Numerical simulations have been established as a third pillar of scientific research besides theoretical analysis and experiments. The performance of the hardware in the area of high performance computing (HPC) has risen well above the petaflop range, driven by the increasing demand for computing power in many fields of science. Today, the HPC community prepares for the exascale era. This brings, in addition to the runtime performance, also the energy consumption into focus. The energy consumption of many HPC systems has reached a critical level, where the energy costs exceed the hardware acquisition costs already after a few years.

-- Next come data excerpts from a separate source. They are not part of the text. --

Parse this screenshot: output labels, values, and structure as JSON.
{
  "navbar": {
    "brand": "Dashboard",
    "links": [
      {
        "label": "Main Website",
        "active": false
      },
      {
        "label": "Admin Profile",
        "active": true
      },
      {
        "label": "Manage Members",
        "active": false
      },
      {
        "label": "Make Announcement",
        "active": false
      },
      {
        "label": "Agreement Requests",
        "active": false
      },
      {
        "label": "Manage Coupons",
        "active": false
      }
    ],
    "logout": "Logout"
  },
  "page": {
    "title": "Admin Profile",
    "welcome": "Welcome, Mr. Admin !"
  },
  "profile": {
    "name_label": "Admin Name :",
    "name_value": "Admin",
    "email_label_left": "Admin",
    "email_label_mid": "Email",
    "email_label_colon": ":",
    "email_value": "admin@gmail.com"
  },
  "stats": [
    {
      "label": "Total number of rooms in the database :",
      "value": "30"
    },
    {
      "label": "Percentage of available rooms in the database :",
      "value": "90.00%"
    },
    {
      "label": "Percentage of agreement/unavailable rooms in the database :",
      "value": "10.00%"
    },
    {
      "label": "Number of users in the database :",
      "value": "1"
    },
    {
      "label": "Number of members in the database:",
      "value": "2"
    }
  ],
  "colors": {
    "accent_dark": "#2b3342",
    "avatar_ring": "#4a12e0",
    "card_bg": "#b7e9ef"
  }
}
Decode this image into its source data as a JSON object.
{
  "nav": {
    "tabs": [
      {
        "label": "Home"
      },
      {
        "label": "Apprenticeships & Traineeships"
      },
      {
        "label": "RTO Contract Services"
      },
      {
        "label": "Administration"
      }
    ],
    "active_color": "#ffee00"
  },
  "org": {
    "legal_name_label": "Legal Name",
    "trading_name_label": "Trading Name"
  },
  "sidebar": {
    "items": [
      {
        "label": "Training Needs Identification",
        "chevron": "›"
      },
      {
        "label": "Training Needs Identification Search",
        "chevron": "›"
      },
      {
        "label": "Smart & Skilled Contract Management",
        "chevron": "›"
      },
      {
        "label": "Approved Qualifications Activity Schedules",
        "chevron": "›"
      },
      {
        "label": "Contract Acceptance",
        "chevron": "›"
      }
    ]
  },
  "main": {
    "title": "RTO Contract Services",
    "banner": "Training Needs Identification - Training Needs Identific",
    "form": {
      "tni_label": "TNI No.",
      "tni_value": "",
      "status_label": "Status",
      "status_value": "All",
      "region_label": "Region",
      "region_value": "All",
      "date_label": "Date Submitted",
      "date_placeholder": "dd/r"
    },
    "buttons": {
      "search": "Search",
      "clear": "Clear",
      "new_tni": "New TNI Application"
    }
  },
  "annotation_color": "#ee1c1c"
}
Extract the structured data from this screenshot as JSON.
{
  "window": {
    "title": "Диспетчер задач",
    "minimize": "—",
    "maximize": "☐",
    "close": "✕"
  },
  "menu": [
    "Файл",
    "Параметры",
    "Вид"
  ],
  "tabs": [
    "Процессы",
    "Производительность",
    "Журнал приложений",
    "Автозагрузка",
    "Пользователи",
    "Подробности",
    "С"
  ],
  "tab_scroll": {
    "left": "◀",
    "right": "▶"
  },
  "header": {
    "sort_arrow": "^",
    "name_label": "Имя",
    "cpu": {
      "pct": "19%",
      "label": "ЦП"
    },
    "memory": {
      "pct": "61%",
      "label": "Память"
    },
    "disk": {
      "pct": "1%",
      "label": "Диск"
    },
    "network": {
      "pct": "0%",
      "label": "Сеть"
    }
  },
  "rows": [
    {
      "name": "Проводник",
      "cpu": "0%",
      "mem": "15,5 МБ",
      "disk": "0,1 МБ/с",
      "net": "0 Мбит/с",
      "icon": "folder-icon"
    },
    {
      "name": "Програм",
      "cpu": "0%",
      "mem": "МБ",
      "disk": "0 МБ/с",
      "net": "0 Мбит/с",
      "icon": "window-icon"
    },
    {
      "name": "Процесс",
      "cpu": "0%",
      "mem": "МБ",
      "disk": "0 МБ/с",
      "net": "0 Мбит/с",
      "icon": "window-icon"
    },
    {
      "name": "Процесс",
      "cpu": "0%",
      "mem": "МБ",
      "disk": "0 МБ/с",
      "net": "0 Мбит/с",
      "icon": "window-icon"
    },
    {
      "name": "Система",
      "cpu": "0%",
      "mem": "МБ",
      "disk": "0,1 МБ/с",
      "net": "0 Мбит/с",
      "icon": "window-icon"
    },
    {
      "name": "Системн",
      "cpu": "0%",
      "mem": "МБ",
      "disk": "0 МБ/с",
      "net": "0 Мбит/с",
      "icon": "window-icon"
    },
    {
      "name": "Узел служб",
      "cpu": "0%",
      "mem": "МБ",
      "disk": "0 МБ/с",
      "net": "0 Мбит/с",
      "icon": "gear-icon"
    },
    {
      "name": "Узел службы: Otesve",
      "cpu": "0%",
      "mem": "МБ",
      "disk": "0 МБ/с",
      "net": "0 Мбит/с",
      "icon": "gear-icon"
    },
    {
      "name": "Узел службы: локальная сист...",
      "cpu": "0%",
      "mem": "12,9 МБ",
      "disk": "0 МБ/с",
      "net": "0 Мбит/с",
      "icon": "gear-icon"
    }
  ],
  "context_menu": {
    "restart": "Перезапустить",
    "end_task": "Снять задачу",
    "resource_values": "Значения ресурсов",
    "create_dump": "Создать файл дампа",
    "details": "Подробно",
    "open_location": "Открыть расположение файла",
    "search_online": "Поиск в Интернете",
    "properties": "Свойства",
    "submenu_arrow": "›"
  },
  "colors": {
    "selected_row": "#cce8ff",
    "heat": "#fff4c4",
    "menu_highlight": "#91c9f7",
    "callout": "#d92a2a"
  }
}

This course builds a bridge from education to research. The topics are closely related to current research activities in the Exa2Green project:

**Multi-GPU algorithms for asynchronous iteration methods and extension to distributed memory systems**

The goal is to implement asynchronous iteration methods for solving linear systems of equations on graphics processing units (GPU). Compared to common CPUs, the GPUs can yield a higher computational performance for a lower energy consumption. To exploit this advantage, the implementation of the methods must account for the particular hardware properties.**Parallel mixed-precision methods**

The goal is to develop a parallel implementation of mixed-precision methods. These iterative methods for the solution of linear systems of equations yield a sequence of approximations to the solution by means of a defect correction. The algorithms use both high precision and low precision data formats. The linear system is only solved in the low precision format, and its solution is used as a correction for the high precision approximation.**Parallel interpolation operators for energy-efficient geometric multigrid methods**

The goal is to implement an energy-aware geometric multigrid method. The sequence of decreasing problem sizes allows to decrease the number of active nodes until the lowest grid level is reached. Once the system is solved on the lowest grid level, the number of active nodes is increased again, simultaneously to the prolongation of the solution approximation.**Benchmarking of numerical algorithms and simulations by energy and runtime performance measurements**

The goal is to define benchmarks for energy consumption and runtime performance of numerical algorithms and simulations, and to conduct numerical experiments. External and internal power meters are used to measure the energy consumption of individual hardware components. The measurement data is fused with profiling data from energy and parallel performance profiling tools, to analyse the behaviour of the algorithms with respect to power consumption and runtime performance.